"Distributed" RAID on 3PAR systems
I've been a customer of 3PAR for most of 2007, and one of the things that I really like about their systems is the "virtualized" disks. The physical disks are split up into 256MB chunks, and the RAID configuration is on the chunks, rather than the disks. Each disk has reserved chunks set aside for redundancy purposes, on my 300GB FC drives it is ~18GB. Long story short, when a drive fails, the entire array(all spindles, depending on the size of the volume, a 10GB volume will be spread across up to 39 disks) participates in the rebuild process. There are no "spare" disks, all disks are in use. So rebuilds are real quick compared to traditional RAID systems.
Other advantages are things like being able to run multiple RAID levels on the same physical disks (I run RAID 1+0 with data on the outer regions of the disks and RAID 5+0 on the inner regions).
Of course it's also handy to be able to convert between RAID levels online, with no downtime.
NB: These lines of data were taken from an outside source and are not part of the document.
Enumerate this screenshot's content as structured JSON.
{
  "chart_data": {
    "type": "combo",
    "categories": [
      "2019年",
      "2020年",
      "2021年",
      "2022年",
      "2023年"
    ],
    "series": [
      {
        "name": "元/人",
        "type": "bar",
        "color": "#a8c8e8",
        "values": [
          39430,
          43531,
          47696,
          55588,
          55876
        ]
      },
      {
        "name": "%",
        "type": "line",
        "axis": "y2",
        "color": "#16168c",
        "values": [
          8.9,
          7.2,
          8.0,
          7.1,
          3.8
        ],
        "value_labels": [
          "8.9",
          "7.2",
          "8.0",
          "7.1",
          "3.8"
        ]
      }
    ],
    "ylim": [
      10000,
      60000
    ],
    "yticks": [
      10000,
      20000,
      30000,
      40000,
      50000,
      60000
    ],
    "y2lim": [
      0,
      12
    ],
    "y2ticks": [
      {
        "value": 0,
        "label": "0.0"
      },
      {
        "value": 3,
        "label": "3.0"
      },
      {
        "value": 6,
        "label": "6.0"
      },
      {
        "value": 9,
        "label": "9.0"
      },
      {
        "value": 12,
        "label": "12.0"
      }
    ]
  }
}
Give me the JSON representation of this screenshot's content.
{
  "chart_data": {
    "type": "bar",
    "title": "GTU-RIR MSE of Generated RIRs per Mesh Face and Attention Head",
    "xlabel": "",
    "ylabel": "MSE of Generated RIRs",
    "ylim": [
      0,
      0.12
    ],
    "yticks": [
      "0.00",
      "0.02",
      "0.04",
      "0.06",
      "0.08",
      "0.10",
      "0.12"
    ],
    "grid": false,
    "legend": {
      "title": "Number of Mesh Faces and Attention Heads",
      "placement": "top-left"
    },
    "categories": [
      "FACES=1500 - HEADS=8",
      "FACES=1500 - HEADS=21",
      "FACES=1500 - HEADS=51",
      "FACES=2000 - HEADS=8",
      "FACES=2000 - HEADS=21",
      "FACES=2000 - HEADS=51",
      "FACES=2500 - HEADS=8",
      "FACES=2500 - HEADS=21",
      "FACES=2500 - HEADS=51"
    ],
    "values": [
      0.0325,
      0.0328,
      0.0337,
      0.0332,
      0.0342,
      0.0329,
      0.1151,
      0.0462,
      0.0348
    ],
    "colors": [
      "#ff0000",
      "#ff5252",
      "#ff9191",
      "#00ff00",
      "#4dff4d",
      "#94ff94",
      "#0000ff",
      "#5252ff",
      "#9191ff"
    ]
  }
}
But if you really want to protect against multiple failures you have this ability today in several higher end RAID systems, by mirroring multiple times, say two RAID 1 volumes, mirrored together. I've been told that some of the highest end HDS systems for example(the ones where they pay you for any downtime associated with the array) default to something like triple mirroring. If data protection is THAT important the user should be using such a system(assuming they want the data to be completely available vs replicating to a second array where there may be downtime in pointing servers over to it in the event of a failure).
My 3PAR array has a "mirror depth" option which may be the same thing, I'm not sure, haven't tried it. It also has the ability to automatically lay out the data so that (provided you have enough shelves) it can ensure redundancy in the event an entire shelf goes off line. My array is only 2 shelves so we can't take advantage of that, but I imagine it can save a lot of planning for folks that want that kind of assurance.
And of course while not completely risk free, running RAID 1+0 instead of say RAID 5 with a hot spare gives you a higher chance of surviving multiple disk failures(as long as they are the right disks). Especially say if your raid volume is made up of 10+ disks. The only time I've experienced multiple disk failures on the same array before I could replace the disks was back in 2001 I think with the IBM 75GXP disks. Had 4 drive failures in the span of 3 days on two different systems. The systems were dedicated 'backup' servers, so nothing important was lost, just rebuilt the system that lost it's marbles and re-synced the data. I must've lost at least 30 75GXP drives and even joined the class action lawsuit for a while until the judge decided to exclude people outside the state of California.
So, fast RAID rebuilds are here, and have been for years, at least with 3PAR, I'm not personally aware of other vendors that offer similar technology.